Behandlungsfehler: Keine Chance gegen Ärzte?

Ein Behandlungsfehler liegt immer dann vor, wenn ein Arzt gegen die Regeln und Standards der ärztlichen Wissenschaft verstößt oder wenn er einen Eingriff, also eine Operation oder Ähnliches, ohne Einwilligung des Patienten vornimmt. Denn grundsätzlich ist jeder ärztliche Eingriff eine Körperverletzung, die nur deshalb nicht strafbar ist, weil der Patient zuvor in den Eingriff eingewilligt hat. Eine ohne Einwilligung vorgenommene Operation führt – weil rechtswidrig – daher grundsätzlich zum Schadenersatz.

Doch nicht jeder Behandlungsfehler führt zum Schadenersatz für den geschädigten Patienten, denn das ärztliche Handeln ist lediglich ein Dienstvertrag. Der Arzt schuldet keinen bestimmten Erfolg (z.B. die Gesundheit), er schuldet sorgfältiges Vorgehen. Das Leben eines Menschen und dessen Gesundheit ist nun einmal risikobehaftet, d.h. viele Erkrankungen und Folgen können von den Ärzten nicht beherrscht werden und sind einfach schicksalhaft.
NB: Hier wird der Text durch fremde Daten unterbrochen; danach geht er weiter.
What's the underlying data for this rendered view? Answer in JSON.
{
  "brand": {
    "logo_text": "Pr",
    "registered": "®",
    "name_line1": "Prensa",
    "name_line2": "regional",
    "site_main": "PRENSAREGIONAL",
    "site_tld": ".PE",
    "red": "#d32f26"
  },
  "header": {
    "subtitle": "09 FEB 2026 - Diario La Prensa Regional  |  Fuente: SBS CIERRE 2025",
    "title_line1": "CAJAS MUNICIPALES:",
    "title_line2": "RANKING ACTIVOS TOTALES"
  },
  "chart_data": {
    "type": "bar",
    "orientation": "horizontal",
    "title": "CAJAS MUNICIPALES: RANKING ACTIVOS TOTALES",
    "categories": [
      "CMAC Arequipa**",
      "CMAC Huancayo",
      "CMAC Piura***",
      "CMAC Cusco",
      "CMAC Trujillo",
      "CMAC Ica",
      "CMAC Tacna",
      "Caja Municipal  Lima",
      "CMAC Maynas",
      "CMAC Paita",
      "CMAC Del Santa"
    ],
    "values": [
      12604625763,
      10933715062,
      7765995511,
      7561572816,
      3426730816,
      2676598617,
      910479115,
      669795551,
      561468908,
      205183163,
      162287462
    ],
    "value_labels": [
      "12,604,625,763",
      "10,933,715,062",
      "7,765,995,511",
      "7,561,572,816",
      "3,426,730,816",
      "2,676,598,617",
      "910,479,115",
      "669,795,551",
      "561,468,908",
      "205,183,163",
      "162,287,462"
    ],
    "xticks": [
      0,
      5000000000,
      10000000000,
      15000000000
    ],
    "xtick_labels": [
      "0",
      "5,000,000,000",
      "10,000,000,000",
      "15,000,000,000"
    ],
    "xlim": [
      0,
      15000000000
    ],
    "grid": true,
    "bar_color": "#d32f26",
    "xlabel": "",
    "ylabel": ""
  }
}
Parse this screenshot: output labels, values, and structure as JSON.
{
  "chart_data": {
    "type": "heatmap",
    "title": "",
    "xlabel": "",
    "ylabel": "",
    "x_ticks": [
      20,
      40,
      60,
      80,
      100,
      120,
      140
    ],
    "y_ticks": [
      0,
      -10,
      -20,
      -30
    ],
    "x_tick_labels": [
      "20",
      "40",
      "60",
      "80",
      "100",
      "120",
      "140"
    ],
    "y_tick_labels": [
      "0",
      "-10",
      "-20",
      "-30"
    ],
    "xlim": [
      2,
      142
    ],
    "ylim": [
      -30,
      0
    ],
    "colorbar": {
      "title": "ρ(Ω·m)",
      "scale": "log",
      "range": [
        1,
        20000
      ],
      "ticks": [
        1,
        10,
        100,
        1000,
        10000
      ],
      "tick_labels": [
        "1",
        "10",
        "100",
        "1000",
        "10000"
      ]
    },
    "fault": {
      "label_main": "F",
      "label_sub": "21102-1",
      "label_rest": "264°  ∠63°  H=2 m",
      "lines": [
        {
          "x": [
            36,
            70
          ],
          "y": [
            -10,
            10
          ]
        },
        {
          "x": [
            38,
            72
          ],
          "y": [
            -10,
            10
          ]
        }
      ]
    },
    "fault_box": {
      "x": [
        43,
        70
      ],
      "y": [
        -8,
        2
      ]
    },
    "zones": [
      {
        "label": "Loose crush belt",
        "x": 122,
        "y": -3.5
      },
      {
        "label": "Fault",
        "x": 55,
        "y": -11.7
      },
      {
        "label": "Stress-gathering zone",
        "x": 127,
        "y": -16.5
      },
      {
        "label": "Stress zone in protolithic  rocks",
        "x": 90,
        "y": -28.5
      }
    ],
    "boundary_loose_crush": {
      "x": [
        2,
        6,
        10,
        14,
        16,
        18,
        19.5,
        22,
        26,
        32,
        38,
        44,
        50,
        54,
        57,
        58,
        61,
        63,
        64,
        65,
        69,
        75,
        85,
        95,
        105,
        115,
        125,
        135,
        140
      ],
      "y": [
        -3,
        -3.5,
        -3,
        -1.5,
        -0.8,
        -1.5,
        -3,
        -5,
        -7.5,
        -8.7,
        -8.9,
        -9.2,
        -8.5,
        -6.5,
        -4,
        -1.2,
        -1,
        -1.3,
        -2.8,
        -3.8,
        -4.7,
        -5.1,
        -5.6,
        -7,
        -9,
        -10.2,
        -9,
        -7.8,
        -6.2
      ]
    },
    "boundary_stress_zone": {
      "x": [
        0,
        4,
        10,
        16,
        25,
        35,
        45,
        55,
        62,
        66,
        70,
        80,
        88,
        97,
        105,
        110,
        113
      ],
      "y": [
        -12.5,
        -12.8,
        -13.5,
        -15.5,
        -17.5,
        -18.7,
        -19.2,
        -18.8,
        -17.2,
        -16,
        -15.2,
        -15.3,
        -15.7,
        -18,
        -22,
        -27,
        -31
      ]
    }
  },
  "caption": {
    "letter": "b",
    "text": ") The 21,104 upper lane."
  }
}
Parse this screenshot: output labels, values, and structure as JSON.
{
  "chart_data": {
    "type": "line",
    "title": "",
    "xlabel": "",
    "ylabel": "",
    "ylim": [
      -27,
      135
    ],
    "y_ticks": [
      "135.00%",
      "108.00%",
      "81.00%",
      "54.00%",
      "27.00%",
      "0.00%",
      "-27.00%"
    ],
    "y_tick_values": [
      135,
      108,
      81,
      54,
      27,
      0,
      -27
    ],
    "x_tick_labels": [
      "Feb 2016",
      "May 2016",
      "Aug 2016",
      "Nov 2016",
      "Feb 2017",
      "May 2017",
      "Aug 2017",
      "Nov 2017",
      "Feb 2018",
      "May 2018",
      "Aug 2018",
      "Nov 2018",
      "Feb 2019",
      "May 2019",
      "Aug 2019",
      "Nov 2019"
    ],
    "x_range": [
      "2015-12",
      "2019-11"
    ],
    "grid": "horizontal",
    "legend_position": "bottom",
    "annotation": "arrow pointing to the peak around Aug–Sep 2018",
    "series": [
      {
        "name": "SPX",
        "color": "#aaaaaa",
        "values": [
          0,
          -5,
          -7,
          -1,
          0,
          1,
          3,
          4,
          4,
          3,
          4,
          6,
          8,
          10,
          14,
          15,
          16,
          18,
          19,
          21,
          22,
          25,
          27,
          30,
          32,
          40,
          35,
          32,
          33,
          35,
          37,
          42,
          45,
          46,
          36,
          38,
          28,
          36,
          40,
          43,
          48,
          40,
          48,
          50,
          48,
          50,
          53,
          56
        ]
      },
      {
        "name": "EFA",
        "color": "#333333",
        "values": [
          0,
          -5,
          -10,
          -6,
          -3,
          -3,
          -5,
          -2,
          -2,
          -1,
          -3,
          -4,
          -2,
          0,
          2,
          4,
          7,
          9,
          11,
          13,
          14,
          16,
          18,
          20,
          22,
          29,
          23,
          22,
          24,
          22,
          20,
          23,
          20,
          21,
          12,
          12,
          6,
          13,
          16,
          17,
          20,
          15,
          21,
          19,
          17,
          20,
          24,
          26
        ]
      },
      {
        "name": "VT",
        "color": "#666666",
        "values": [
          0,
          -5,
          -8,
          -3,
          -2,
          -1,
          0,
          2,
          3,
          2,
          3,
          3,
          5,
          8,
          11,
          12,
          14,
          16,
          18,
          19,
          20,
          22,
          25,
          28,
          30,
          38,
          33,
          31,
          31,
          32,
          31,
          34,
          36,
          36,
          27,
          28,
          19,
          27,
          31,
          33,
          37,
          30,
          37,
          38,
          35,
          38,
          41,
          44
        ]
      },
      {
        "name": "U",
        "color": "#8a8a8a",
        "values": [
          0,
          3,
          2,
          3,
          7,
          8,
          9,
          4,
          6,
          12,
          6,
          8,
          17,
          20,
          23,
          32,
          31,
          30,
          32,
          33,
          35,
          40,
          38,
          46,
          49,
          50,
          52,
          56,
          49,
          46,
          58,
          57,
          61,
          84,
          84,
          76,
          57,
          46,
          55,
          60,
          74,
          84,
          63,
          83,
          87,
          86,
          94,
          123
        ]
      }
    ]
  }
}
Rechtsanwältin Melanie Kamper

Wenn ein Behandlungsfehler festgestellt ist, muss als Nächstes der Schaden gefunden werden, der durch den Fehler entstanden ist, denn nicht jeder Fehler führt auch zu einem Schaden. Selbst wenn ein Fehler vorliegt und auch ein Schaden, muss zwischen beiden eine ursächliche Verknüpfung bestehen, damit Schadensersatz gezahlt wird. Der Fehler muss also für den Schaden verantwortlich sein.

Keine Chance gegen Ärzte?
Die häufig anzutreffende Auffassung, dass ein Patient nach einem Behandlungsfehler keine Chance hat, gegen Ärzte vorzugehen, trifft nicht zu. Durch das geschärfte Bewusstsein der Öffentlichkeit und die Entwicklung der Rechtsprechung haben sich die Möglichkeiten für den Patienten in den letzten Jahren deutlich gebessert. Wenn, ein Behandlungsfehler, ein Gesundheitsschaden und die Verknüpfung zwischen beiden nachgewiesen wurde, kommt als nächstes Hindernis für den Patienten die Beweislast ins Spiel ...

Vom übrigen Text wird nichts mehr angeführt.